The secretary’s head bobbed, and she quietly pulled the door closed, leaving Charlotte alone in her office. Charlotte went over to the window and saw Ed Cavanaugh’s truck still sitting in front of the school, and Ed himself still glaring at her. But when she nodded to him, he started the engine, slammed the truck into gear, and careened down the street, his wheels shrieking in protest as they skidded over the pavement. Only when the truck had disappeared around the corner did Charlotte ret
urn to her desk and lower herself tiredly into her chair. She leaned back, removed her glasses, and closed her eyes, rubbing at them for a moment. In her mind Ed Cavanaugh’s last words kept re-echoing.
Hell to pay.
Didn’t he realize that since Cassie Winslow had come to False Harbor there had already been hell to pay?

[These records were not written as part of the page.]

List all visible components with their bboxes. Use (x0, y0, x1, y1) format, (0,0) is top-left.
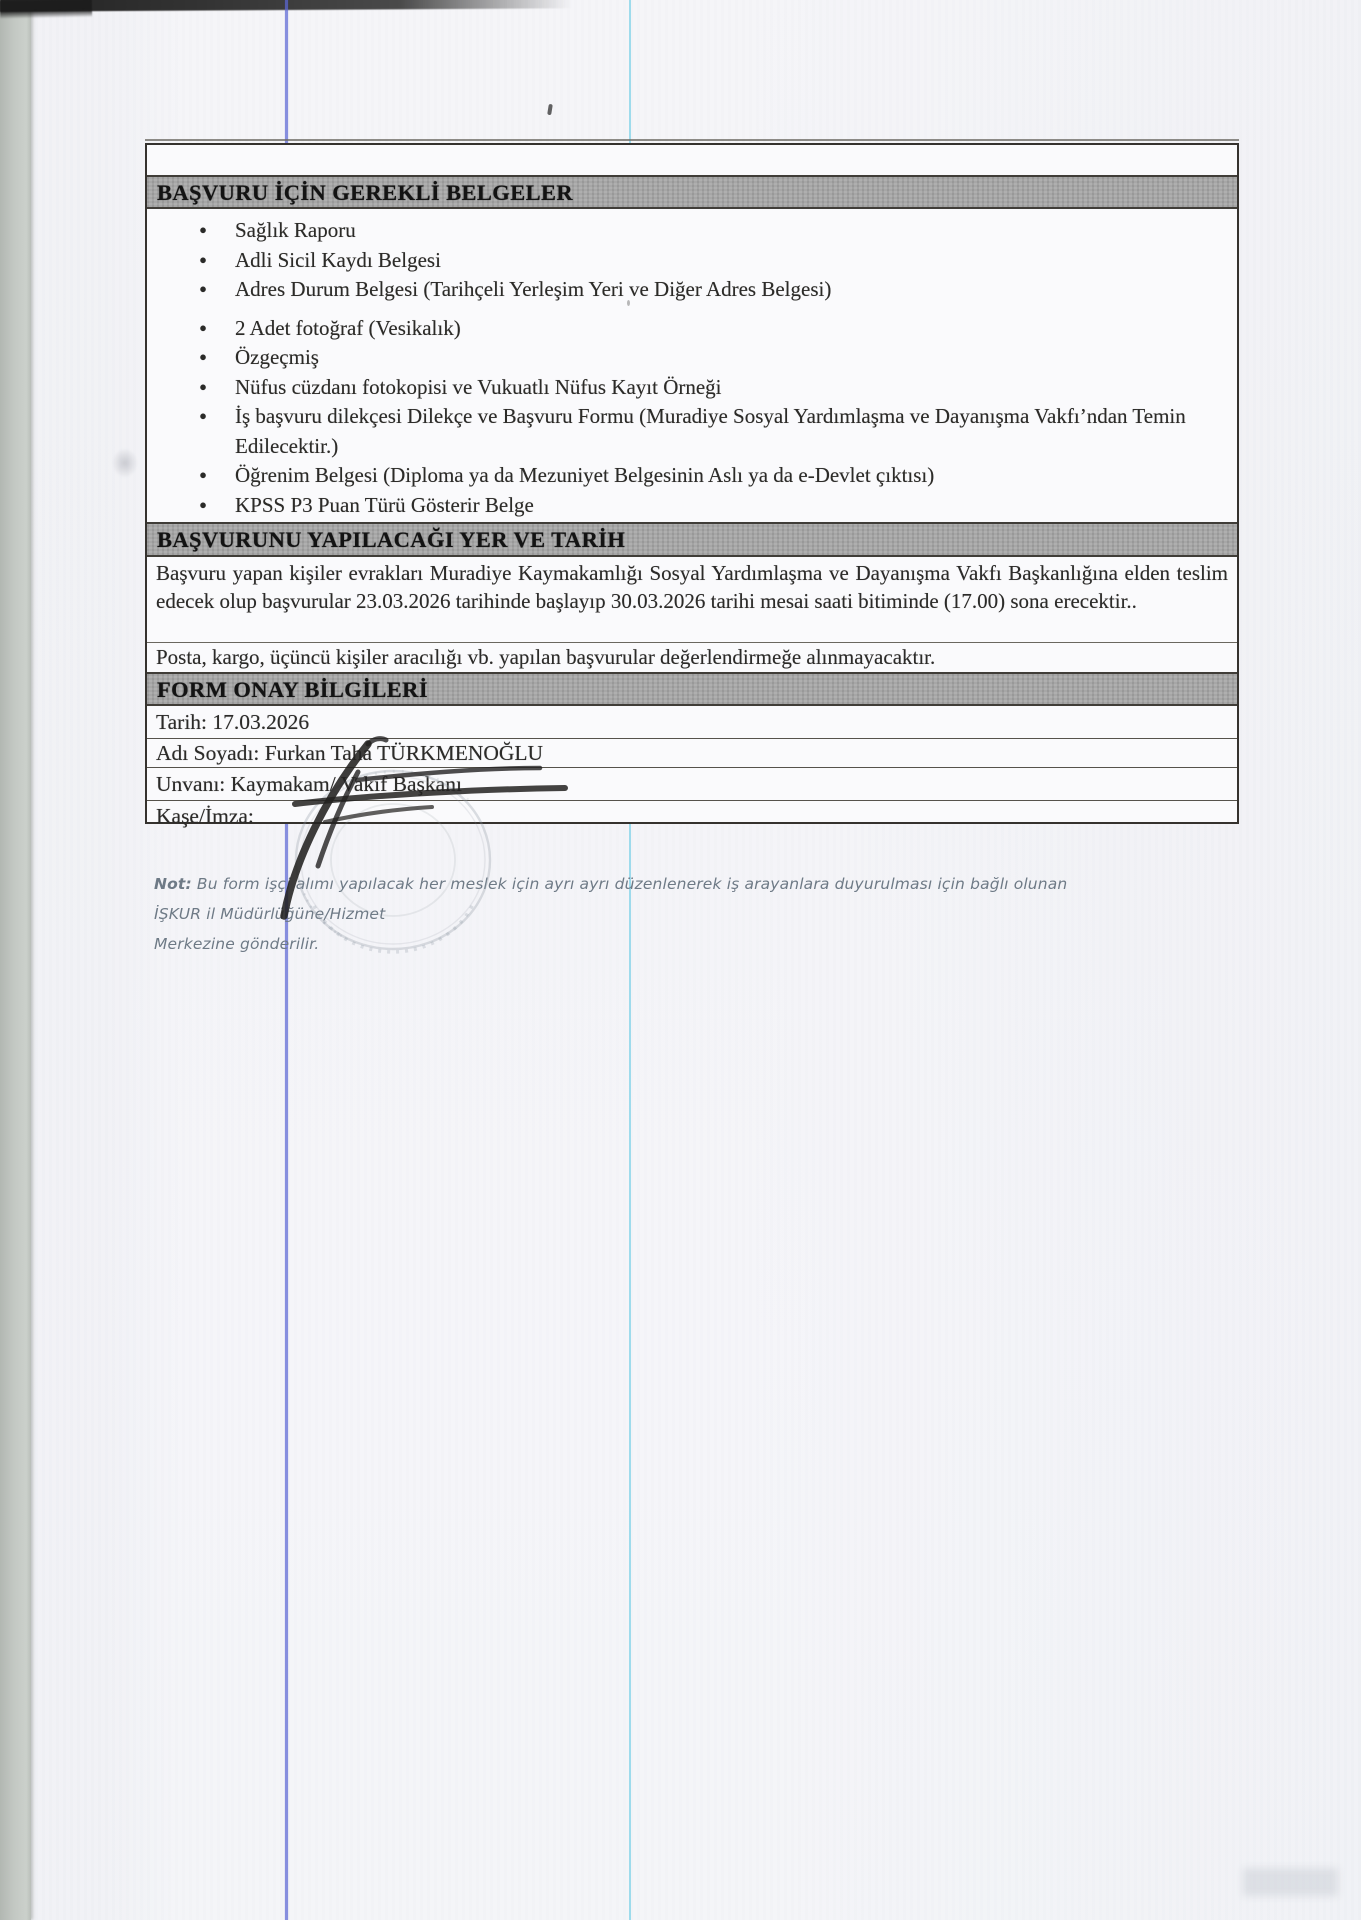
list-item: Nüfus cüzdanı fotokopisi ve Vukuatlı Nüf… (147, 373, 1225, 403)
name-label: Adı Soyadı: (156, 741, 259, 765)
name-value: Furkan Taha TÜRKMENOĞLU (265, 741, 543, 765)
list-item: Sağlık Raporu (147, 216, 1225, 246)
approval-row-title: Unvanı: Kaymakam/ Vakıf Başkanı (147, 767, 1237, 800)
ink-speck (547, 104, 552, 115)
list-item: KPSS P3 Puan Türü Gösterir Belge (147, 491, 1225, 521)
approval-row-stamp-signature: Kaşe/İmza: (147, 800, 1237, 831)
section-header-place-and-date: BAŞVURUNU YAPILACAĞI YER VE TARİH (147, 522, 1237, 557)
footnote-text-1: Bu form işçi alımı yapılacak her meslek … (154, 875, 1067, 923)
section-header-form-approval: FORM ONAY BİLGİLERİ (147, 672, 1237, 706)
title-value: Kaymakam/ Vakıf Başkanı (231, 772, 462, 796)
scanner-edge-strip (0, 0, 31, 1920)
stamp-signature-label: Kaşe/İmza: (156, 804, 254, 828)
list-item: İş başvuru dilekçesi Dilekçe ve Başvuru … (147, 402, 1225, 461)
list-item: Adres Durum Belgesi (Tarihçeli Yerleşim … (147, 275, 1225, 305)
postal-disclaimer-line: Posta, kargo, üçüncü kişiler aracılığı v… (147, 642, 1237, 672)
section-header-required-documents: BAŞVURU İÇİN GEREKLİ BELGELER (147, 175, 1237, 209)
form-table: BAŞVURU İÇİN GEREKLİ BELGELER Sağlık Rap… (145, 143, 1239, 824)
footnote-text-2: Merkezine gönderilir. (154, 935, 319, 953)
footnote: Not: Bu form işçi alımı yapılacak her me… (154, 869, 1114, 959)
table-empty-row (147, 145, 1237, 175)
required-documents-list: Sağlık Raporu Adli Sicil Kaydı Belgesi A… (147, 209, 1237, 522)
scanned-document-page: BAŞVURU İÇİN GEREKLİ BELGELER Sağlık Rap… (0, 0, 1361, 1920)
date-value: 17.03.2026 (212, 710, 309, 734)
approval-row-name: Adı Soyadı: Furkan Taha TÜRKMENOĞLU (147, 738, 1237, 767)
ink-speck (627, 300, 630, 306)
footnote-line-2: Merkezine gönderilir. (154, 929, 1114, 959)
scan-smudge (1243, 1868, 1338, 1896)
list-item: Öğrenim Belgesi (Diploma ya da Mezuniyet… (147, 461, 1225, 491)
application-instructions-paragraph: Başvuru yapan kişiler evrakları Muradiye… (147, 557, 1237, 642)
date-label: Tarih: (156, 710, 207, 734)
footnote-label: Not: (154, 875, 192, 893)
title-label: Unvanı: (156, 772, 225, 796)
list-item: Özgeçmiş (147, 343, 1225, 373)
scan-corner-artifact (0, 0, 92, 19)
list-item: 2 Adet fotoğraf (Vesikalık) (147, 314, 1225, 344)
footnote-line-1: Not: Bu form işçi alımı yapılacak her me… (154, 869, 1114, 929)
approval-row-date: Tarih: 17.03.2026 (147, 706, 1237, 738)
list-item: Adli Sicil Kaydı Belgesi (147, 246, 1225, 276)
scan-smudge (112, 448, 138, 478)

And unless Charlotte missed her guess, it was all just beginning. Despite her words to the students that morning, and despite what Paul Samuels had told her, Charlotte Ambler was still not convinced that Cassie had nothing to do with what had happened to Harold Simms.
She recalled all too clearly that first meeting with Cassie, when she’d instinctively sensed trouble. And her first instincts, as always, were proving to be correct.
Cassie Winslow was, indeed, proving to be trouble.
“You can’t just never go to school again.”
“Why not?”
Eric and Cassie had been sitting on the beach, staring out over the water, saying nothing. After leaving the high school an hour ago, they’d cut over Maple Street to Cape Drive, but instead of walking along Cape until they came to the public path, Cassie had insisted they go through someone’s yard. Eric thought about arguing, then realized that Cassie was right—the more quickly they put the beach and dunes between themselves and the village, the less chance there was of someone spotting them and reporting them to his father. And so they’d slipped through one of the beach-house gates, ducked around the corner of the house itself, then scrambled down a low bank to the beach. From there they’d walked along the deserted expanse of sand, finally flopping down to watch the sea and the birds.
“Because you just can’t do that,” Eric argued now. He regarded Cassie carefully out of the corner of his eye. “Besides, if you don’t go back to school, everyone’s going to think you’re afraid to.”